EL ORDEN DIGITAL

martes, 19 de febrero de 2008

JUBILADOS DISCONFORMES POR EL FUNCIONAMIENTO DE LOS CAJEROS

"CLIENTES CAUTIVOS" DEL BANCO SANTA CRUZ RECLAMAN POR SERVICIOS
Numerosos jubilados y activos de Puerto Deseado con cuentas en el Banco Santa Cruz, quienes se autodefinen como "clientes cautivos", han presentado formalmente sus reclamos a la presidencia de la entidad.

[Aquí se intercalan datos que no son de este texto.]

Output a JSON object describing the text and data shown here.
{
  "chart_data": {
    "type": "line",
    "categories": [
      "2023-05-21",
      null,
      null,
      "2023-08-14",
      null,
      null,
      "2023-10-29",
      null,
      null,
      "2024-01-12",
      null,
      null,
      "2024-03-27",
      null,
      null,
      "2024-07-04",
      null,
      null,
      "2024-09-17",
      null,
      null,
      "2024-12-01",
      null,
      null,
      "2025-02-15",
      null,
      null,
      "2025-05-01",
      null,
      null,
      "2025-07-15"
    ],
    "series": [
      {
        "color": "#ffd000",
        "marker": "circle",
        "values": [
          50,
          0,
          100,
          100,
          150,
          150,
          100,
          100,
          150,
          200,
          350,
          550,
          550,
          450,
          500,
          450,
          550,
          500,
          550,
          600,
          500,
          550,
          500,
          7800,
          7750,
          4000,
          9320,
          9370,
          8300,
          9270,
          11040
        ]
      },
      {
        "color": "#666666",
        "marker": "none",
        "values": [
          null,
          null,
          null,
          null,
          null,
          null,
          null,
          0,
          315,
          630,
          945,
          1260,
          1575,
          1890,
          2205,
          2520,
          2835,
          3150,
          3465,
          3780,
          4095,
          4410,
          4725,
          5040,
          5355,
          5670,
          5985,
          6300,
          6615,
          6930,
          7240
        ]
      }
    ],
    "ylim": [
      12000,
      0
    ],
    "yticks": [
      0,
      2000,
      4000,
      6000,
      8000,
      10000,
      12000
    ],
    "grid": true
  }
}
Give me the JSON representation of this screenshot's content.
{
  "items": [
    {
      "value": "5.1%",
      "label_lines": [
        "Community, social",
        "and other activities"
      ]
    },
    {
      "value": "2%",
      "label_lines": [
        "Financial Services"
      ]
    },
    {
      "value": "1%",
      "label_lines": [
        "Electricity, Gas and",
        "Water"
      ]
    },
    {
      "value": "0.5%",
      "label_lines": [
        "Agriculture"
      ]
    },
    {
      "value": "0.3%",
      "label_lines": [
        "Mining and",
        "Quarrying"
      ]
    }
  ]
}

En la nota enumeran una serie de dificultades que afectan a las personas de la tercera edad.
El primer ejemplo que presenta la nota señala textualmente:
"Desde el año pasado un cartel luminoso instalado sobre las cajas de esta sucursal (Puerto Deseado) anunciaba /y aún lo hace) que para comodidad de los jubilados se los instaba a cobrar sus sueldos en los cajeros automáticos. Al tiempo nos encontramos con la novedad de que los sueldos ya no se pagaban por caja, lo cual no se condice con lo que al dorso del Resumen de Cuenta Mensual, el propio banco tiene tarifado en $ 2,50 para extracciones por caja. Pues no, hubo que hacer dos filas: una para cobrar en el cajero automático y la otra en las cajas para pagar servicios y/o hacer transferencias, lo cual duplicó el tiempo de tramitación y permanencia en el banco".
"Ahora -prosigue el texto- desde el presente año nos topamos con un pequeño cartel a la entrada del banco que anuncia que toda factura de servicio y transferencias deben hacerse únicamente por los cajeros automáticos". En este punto plantean que "para realizar este tipo de operaciones se requiere de ciertos conocimientos y soltura técnica que en general las personas de nuestra generación no tenemos". Los jubilados explican que "frente a las opciones que nos plantea el cajero tendemos a pensar los pasos a seguir con más lentitud, pero el mismo no está programado para esperar y pronto aparece en pantalla la pregunta de si necesitamos más tiempo" y que "si tenemos la suerte de llegar a la etapa de marcar el código de pago electrónico que es de alrededor de catorce números con la premura que nos exige el cajero, la operación se transforma en una tarea casi imposible para las personas con algún grado de dificultad visual". A esta altura sugieren que "el código debería estar impreso en negrita y separado en grupos de cuatro dígitos que son más fáciles de memorizar".
En otro párrafo de la nota los jubilados se refieren al acceso a los cajeros. "Antes -puntualizan- los usuarios esperábamos en el hall de entrada. Ahora se ha colocado una mampara reduciendo el sector de espera a cinco o seis personas en tanto el resto debe hacer fila en el exterior; y en estas latitudes y en invierno, eso es algo que no merecemos las personas mayores. En la sucursal Comodoro Rivadavia es aún peor ya que desde la colocación de la antedicha mampara, el sector de espera es directamente en la vereda".
Los firmantes de la misiva consideran que "las comodidades para los jubilados y personas mayores que el banco pregona en realidad se ven desvirtuadas en la práctica y la comodidad, en todo caso, es para los empleados del banco que atienden menos clientes..." y advierten que "los jubilados también somos clientes porque tenemos nuestras cuentas de sueldos en esa entidad, lo que nos convierte en clientes cautivos y que hacemos trámites como cualquier otro". "Queremos igualdad de trato y no restricciones. Es nuestro derecho", enfatizan.

SUGERENCIAS
La nota incluye algunas propuestas para dar solución a estos inconvenientes y molestias que, por errores involuntarios, pueden llegara perjudicar económicamente a los "clientes cautivos" de edad avanzada:
En primer término sugieren "establecerque el uso del cajero automático para cobro de sueldos, pago de servicios, transferencias, etc., sea optativo y no obligatorio para jubilados y personas mayores". Luego proponen "llevar adelante un plan educativo a largo plazo para enseñar fehacientemente el uso de las nuevas tecnologías a las personas mayores".